Un traitement substitutif, par buprénorphine ou méthadone, est également instauré chez le patient. S’il précède le sevrage alcoolique, il ne constitue pas un frein à la prise en charge ambulatoire.

3.1.3.2. Comorbidités somatiques

3.1.3.2.1. Troubles sexuels

Le mésusage d’alcool est associé à des difficultés d’ordre sexuel. Le sevrage (et le maintien de l’abstinence) n’est pas systématiquement assorti d’une amélioration immédiate. Une accentuation des troubles peut même être observée au sortir du sevrage.

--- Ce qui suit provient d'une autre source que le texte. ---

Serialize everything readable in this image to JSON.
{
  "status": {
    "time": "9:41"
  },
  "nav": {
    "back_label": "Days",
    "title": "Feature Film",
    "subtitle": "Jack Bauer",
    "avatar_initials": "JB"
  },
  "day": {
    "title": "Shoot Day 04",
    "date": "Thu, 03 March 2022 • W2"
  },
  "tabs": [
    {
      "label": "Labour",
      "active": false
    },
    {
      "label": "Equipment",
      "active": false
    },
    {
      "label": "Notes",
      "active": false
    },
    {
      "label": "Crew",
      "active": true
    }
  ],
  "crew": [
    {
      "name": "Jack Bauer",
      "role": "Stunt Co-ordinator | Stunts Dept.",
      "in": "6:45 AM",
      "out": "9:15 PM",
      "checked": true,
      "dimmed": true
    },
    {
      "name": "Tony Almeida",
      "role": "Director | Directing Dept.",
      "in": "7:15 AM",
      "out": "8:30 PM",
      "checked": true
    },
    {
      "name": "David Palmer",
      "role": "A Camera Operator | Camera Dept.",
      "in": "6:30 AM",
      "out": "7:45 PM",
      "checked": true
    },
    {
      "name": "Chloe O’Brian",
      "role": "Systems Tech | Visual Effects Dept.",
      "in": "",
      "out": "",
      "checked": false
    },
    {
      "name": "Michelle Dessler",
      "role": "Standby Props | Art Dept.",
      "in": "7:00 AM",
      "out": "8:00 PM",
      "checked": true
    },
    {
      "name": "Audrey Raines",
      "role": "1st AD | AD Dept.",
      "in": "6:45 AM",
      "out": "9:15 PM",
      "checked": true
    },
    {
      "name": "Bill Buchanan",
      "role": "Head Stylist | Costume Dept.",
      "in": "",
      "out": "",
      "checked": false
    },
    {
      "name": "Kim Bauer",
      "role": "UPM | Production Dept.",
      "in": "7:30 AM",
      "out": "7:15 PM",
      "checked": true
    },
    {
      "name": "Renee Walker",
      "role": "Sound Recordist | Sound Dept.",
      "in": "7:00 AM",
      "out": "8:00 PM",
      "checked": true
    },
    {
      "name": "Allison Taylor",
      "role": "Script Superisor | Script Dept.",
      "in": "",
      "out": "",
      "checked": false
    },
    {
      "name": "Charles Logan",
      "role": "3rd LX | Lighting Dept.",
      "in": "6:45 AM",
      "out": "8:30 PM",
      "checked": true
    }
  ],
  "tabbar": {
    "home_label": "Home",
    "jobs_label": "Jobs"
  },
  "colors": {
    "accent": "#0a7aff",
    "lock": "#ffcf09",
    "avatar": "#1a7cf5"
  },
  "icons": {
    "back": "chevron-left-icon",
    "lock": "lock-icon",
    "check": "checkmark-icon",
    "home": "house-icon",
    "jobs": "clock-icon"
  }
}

Ce phénomène est vécu comme une déception par le patient, pouvant mener à un échec thérapeutique avec rechute. Il est donc judicieux d’envisager un traitement symptomatique des troubles, en association à une thérapie conjugale.

3.1.3.2.2. Troubles hépatiques

Chez les patients souffrant d’une insuffisance hépatocellulaire, il existe un risque d’accumulation de la benzodiazépine, induisant une majoration des effets indésirables.

L’oxazépam est alors une molécule de choix dans le traitement du sevrage alcoolique. Au-delà de sa demi-vie courte (4 à 15 heures), il est éliminé par conjugaison, et non par catabolisme hépatique. Il est prescrit à la posologie initiale de 15 à 25 mg, 3 à 4 fois par jour. Elle est rapidement diminuée de 50 mg par jour. La durée totale du traitement est de 1 semaine.

Cependant, son profil cinétique présente de grandes fluctuations plasmatiques, sans pour autant que le risque d’accumulation soit nul. [219] La surveillance doit donc être renforcée.

3.1.3.2.3. Encéphalopathie de Gayet-Wernicke

L’encéphalopathie de Gayet-Wernicke est caractérisée par une triade de symptômes : troubles de la conscience, ataxie et paralysie oculomotrice. Ces signes ne sont conjointement présents que dans 10% des cas. [220] Aussi, la démarche diagnostique de ce trouble est perturbée par la présence d’un delirium tremens, d’une encéphalopathie hépatique ou encore d’un traumatisme crânien. [221] De fait, le traitement s’impose dès la suspicion d’un syndrome de Gayet-Wernicke.

La prescription de thiamine est recommandée dans la prise en charge thérapeutique de l’encéphalopathie de Gayet-Wernicke. Elle est indiquée à titre préventif, mais elle a aussi fait ses

preuves dans le traitement de courte durée du syndrome.[208]

L’administration de thiamine par voie parentérale, à forte dose et sur une courte durée, est préconisée dès l’établissement du diagnostic présomptif de l’encéphalopathie de Gayet-Wernicke. Les recommandations internationales proposent une dose quotidienne de 500 à 1500 mg de thiamine, pendant 3 à 5 jours ; puis un relai par voie orale.

Chez les patients à risque de syndrome de Gayet-Wernicke nécessitant une administration par voie intraveineuse de glucose, l’administration préalable de 500 mg de thiamine dans 100 mL de chlorure de sodium 0,9% sur 30 minutes est préconisée.

Le traitement par la thiamine peut s’intégrer à une polyvitaminothérapie (B6, B12). La correction des désordres électrolytiques fait partie intégrante du traitement.